Objective: To determine whether urinary concentrations of the cross linked C-telopeptide of type II collagen (CTx-II) distinguish subjects with progressive radiographic or symptomatic knee osteoarthritis from those with stable disease.

Methods: Subjects were 120 obese women with unilateral knee osteoarthritis who participated in a 30 month, randomised, placebo controlled trial of structure modification by doxycycline, in which a standardised semiflexed anteroposterior view of the knee was obtained at baseline and 30 months. Subjects were selected from a larger sample to permit comparisons of urinary CTx-II levels between 60 progressors and 60 non-progressors with respect to medial joint space narrowing. Each group contained 30 subjects who, across five semi-annual assessments, reported on at least two occasions an increase of ⩾20% in 50 ft walk pain (minimum = 1 cm on a 10 cm visual analogue scale), relative to the previous visit. The remainder reported no increases in knee pain. Urine samples were obtained semi-annually for determination of the CTx-II and creatinine concentrations.

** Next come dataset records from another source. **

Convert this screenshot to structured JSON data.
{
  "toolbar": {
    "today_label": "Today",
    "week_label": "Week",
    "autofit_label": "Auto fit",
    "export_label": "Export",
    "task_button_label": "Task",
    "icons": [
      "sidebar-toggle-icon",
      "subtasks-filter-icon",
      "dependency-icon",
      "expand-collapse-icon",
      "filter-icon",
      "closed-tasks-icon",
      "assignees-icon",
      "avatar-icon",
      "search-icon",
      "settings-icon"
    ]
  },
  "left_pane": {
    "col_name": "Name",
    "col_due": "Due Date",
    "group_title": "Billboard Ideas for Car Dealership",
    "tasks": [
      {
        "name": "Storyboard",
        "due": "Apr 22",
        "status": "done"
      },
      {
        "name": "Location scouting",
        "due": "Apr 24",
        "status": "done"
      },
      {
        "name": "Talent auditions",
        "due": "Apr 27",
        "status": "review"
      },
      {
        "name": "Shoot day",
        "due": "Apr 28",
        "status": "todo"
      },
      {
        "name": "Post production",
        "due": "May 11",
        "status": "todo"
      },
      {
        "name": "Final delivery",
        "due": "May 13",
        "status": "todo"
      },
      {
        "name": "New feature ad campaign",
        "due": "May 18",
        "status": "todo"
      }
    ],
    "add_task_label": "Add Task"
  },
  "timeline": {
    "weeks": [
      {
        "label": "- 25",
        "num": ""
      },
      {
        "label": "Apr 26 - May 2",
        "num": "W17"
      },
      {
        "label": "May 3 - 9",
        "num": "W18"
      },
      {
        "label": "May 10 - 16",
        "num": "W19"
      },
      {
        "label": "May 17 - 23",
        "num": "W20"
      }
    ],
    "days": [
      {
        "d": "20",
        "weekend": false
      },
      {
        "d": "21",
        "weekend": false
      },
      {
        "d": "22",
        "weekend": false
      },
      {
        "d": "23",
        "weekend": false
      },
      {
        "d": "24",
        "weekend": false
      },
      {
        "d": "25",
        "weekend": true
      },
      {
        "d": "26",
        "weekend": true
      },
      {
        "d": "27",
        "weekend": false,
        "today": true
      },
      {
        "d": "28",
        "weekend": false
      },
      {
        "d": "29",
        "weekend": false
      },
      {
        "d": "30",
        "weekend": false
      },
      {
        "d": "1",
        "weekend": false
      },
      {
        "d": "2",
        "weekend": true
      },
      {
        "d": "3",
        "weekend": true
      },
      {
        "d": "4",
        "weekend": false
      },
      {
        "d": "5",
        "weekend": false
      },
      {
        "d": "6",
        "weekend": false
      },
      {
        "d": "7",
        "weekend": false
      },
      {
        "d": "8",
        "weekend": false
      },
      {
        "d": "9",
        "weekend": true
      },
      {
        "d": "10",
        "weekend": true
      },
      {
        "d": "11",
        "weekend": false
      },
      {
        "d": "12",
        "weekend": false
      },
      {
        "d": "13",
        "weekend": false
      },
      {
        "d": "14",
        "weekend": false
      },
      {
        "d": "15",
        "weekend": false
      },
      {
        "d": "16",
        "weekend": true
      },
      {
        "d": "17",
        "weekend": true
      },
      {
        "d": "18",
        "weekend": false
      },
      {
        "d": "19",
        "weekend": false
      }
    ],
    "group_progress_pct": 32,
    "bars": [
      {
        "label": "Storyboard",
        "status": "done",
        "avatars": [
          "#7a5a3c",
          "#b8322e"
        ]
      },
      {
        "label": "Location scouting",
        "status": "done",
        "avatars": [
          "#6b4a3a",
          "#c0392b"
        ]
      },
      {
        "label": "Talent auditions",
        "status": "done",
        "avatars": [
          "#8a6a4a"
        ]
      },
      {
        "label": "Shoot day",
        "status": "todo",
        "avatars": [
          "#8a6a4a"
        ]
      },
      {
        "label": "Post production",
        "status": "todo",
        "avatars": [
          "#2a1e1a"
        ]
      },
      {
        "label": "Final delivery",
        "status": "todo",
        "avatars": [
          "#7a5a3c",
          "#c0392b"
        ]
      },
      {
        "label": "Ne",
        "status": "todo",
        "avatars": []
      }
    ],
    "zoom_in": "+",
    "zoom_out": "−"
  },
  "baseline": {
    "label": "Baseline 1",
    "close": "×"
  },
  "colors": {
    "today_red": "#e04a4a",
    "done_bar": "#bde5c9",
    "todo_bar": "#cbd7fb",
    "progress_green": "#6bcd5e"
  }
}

Results: In an analysis of the placebo group only, the frequency of radiographic progressors in the upper and middle tertiles (48% and 60%, respectively) of the baseline CTx-II distribution was not significantly different than that in the lower tertile (64%). These results were unchanged after inclusion of data from subjects in the doxycycline group. Furthermore, serial CTx-II levels did not distinguish subjects with progressive radiographic or symptomatic knee osteoarthritis from those with stable disease.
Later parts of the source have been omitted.